Perhaps it was our provocation that didn’t allow much bragging, few of us had won writing prizes, none recognizable beyond our circle of friends and family, and certainly none life changing.
So what if you never win any prize? Juliet had sent the provocation: ‘The criteria for winning and the verdicts of literary prize competitions are purely subjective (and probably biased). No writer of worth should actively pursue them.”
That is where we began, but certainly not where we spent much time. This is because all present were trying to get a firm foothold into the publishing world.
It is no wonder then that the discussion drifted to ways of getting published.
We talked about the crazy things Kenyan writers do to get published. Mostly there are things that writers do not like, but nevertheless can swiftly usher them into a publisher’s arms. Examples abound: leaving out your ‘English’ name and using your African ones only, writing only about poverty and disease, among others. Julie calls it ‘poverty porn’. Confessions started pouring. Most participants, either published or with works in progress, admitted to having a good dose of ‘poverty porn’ in their works.

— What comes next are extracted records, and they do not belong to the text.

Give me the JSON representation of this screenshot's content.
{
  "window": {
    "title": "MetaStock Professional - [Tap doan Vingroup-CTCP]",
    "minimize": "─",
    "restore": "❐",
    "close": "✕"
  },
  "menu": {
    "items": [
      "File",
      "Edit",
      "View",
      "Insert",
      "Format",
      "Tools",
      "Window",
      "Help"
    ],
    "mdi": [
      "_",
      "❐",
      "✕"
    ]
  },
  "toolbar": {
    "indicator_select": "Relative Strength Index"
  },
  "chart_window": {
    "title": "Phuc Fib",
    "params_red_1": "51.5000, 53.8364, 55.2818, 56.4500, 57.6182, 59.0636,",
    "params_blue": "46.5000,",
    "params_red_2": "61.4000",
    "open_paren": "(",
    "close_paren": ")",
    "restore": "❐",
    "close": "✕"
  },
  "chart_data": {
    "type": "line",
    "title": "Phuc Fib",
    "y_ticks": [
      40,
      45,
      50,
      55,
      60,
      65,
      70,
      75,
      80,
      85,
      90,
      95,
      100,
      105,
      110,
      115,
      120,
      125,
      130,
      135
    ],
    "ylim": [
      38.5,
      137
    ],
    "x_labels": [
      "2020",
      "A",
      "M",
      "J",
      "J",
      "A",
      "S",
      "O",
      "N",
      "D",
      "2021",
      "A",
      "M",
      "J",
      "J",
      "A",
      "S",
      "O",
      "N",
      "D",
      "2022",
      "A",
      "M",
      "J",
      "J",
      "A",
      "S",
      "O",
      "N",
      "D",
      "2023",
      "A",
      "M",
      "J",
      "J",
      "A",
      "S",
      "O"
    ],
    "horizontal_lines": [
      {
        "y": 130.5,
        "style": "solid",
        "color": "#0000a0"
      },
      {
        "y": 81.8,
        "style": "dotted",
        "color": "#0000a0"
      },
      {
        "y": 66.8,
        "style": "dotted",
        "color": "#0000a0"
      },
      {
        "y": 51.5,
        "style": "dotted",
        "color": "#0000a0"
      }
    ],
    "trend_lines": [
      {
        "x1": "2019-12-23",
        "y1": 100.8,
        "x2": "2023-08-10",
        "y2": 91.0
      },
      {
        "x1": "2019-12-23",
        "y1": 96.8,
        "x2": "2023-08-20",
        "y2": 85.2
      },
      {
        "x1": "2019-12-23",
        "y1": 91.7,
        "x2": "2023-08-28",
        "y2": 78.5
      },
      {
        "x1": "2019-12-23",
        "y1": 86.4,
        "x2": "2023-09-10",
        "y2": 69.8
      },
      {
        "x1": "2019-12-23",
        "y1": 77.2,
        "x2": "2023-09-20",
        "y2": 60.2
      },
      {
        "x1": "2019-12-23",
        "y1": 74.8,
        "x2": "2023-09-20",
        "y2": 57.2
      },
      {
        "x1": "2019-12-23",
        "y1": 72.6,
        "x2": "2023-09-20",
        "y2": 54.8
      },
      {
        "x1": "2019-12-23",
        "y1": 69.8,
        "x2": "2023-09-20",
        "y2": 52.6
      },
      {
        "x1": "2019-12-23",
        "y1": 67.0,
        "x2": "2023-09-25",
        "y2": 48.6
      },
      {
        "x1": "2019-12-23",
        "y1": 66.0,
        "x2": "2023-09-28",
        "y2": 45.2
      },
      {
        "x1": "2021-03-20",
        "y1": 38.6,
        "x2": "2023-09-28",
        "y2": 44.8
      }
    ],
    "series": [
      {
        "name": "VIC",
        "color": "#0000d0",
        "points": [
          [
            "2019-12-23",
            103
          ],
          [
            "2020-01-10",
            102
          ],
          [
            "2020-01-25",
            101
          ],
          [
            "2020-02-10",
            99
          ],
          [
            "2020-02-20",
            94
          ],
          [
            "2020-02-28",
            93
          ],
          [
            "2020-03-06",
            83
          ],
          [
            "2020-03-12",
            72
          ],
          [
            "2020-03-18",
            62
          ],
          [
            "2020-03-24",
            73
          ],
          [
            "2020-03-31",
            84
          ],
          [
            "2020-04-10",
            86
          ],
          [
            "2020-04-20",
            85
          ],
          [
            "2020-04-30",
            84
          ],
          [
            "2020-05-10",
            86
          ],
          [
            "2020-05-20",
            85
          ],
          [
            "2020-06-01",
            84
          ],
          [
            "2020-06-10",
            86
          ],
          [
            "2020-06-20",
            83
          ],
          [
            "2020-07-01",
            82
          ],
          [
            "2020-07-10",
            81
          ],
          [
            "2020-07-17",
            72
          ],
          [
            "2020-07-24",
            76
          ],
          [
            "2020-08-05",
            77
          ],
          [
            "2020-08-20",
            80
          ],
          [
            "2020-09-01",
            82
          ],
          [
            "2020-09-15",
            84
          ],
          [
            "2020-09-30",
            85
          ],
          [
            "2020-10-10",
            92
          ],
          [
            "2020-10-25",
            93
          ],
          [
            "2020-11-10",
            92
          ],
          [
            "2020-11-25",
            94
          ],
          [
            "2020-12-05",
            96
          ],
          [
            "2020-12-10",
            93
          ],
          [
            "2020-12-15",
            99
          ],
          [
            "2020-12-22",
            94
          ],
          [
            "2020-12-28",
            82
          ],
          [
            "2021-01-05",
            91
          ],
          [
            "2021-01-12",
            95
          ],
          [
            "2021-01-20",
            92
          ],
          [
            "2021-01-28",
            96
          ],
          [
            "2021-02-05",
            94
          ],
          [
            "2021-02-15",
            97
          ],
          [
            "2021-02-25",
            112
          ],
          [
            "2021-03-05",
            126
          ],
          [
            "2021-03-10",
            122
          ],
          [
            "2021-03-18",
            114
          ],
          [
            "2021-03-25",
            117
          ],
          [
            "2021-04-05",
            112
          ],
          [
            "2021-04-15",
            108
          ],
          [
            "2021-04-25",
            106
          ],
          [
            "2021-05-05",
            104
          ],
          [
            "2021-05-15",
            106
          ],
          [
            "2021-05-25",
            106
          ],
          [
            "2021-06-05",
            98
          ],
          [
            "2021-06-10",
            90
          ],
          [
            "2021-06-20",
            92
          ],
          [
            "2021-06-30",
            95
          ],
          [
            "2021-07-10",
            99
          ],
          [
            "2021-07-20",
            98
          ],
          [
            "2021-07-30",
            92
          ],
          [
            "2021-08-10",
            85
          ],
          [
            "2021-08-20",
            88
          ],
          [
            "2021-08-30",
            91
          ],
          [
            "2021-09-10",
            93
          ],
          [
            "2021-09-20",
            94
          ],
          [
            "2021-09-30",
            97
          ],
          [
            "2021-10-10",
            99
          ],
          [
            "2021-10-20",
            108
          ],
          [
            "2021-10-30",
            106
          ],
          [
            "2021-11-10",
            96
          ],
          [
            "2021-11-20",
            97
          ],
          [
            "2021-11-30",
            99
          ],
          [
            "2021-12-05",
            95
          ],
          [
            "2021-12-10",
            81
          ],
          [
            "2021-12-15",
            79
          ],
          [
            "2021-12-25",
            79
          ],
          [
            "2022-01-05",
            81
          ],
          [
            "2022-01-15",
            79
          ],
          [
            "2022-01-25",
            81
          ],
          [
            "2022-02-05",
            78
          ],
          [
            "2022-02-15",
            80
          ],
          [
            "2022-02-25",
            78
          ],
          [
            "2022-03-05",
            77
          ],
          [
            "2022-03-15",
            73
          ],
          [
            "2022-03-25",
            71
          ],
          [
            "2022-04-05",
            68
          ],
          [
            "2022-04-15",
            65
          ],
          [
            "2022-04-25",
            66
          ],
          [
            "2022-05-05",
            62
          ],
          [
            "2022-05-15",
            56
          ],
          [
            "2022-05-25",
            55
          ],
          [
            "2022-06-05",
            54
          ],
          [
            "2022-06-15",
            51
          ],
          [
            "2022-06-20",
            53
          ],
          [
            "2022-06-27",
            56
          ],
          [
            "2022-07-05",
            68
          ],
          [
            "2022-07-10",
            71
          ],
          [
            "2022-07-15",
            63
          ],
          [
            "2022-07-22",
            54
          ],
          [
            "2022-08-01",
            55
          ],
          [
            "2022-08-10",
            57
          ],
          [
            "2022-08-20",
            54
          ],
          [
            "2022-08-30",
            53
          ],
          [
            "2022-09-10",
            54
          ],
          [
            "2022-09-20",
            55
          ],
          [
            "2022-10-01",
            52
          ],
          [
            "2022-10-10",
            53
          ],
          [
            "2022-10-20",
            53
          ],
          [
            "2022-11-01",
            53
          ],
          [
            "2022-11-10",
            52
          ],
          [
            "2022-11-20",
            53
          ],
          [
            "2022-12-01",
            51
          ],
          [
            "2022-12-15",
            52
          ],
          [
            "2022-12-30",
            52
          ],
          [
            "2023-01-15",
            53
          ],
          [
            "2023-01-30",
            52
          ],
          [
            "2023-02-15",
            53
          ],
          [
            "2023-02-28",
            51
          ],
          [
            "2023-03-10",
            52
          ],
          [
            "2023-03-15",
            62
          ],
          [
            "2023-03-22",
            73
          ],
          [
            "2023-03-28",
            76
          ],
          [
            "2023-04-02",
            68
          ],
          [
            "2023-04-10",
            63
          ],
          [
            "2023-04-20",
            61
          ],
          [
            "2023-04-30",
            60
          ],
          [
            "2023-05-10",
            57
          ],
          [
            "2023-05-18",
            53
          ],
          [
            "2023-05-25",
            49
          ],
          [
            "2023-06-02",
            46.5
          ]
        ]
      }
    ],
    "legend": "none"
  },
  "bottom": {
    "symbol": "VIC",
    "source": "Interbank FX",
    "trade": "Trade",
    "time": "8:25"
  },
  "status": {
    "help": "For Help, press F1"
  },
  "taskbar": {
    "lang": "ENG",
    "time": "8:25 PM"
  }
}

Poverty ‘porn’ talk led us to think about the population that can be categorized as poor. The subject of women and poverty cropped up, and we eventually began puncturing the affirmative action balloon. Storm in a tea cup, you may say. Women fought among themselves as the men watched on the sidelines. Some women said it was necessary because of historical injustices, while some argued it negated the efforts of women who never needed it to succeed in life. When Magunga and I threw ourselves into the battle we were like moths to light: singed. So I took aside one female participant (name withheld) during the coffee break and asked her if she really thought there were no women deserving of affirmative action. Although she expressed concern that affirmative action would negate the achievement of hardworking women, she also believed that if implemented right, it would work for those truly marginalized. As matters stood, affluent women were taking advantage of affirmative action initiatives to benefit themselves, she lamented.
Julie (Not to be confused by the aforesaid Juliet) insists that the coffee in her cup was brewed. The rest of us took instant coffee or tea. So did this make her ideas ejaculate straight?
Magunga, a writer I meet for the first time, wants to write better short stories for his newly revamped website. He says he studies law but his heart is for fiction.
Away from personal aspirations, we come back to prizes. We wonder about what happened to Jomo Kenyatta prize for Literature. Someone says beautiful writing, and award winning, can be found in Chimamanda’s inbox from nondescript writers.
An ideagasm session would not complete without a debate on who an African writer is. We note that most award winning writers have lived part of their lives abroad. Is that a criterion for winning, we wonder? We abandon this line of thinking.
We almost agree that connections are a pre-requisite for getting published. Someone in the room says “I’m getting published yet I didn’t know anyone.” Someone else shouts, “But you know me.” We laugh. Seriously what chances are there to be published if you don’t attend writing workshops? And how many aspiring writers can afford the luxury of these workshops? Someone says they can make it, if they want. It is about choices.
There was talk of writing compositions from primary school. I do not recall how this started or who started it. Someone said they won prizes in high school. We wish we went to her school. One participant says his high school Journalism club patron refused to admit him, yet he ended up teaching journalism. The way his face looked, he seemed to be having the last laugh.
As I said at the beginning, it sounded like a high school reunion. So we talked about our high school teachers, and what they did or failed to do for us in terms of writing. Some of us were clearly rebel writers, we did not follow our teacher’s writing assignments for thinking them not creative enough for our liking, opting to write compositions on topics of our own choice.
I can tell we shall not follow our publishers’ dictates once we climb the ladder from upcoming writers to established writers. M.G. Vassanji, who was recently hosted by Storymoja, said as much about himself.
As the Ideagasm session concludes, from where I sit, I see everyone growing little ivory horns.
Soon they will be sharp and sturdy and we shall train them on publishers.
I can’t wait to see the literary fabric that shall emerge when new writers eventually pierce the old hymen of African writing.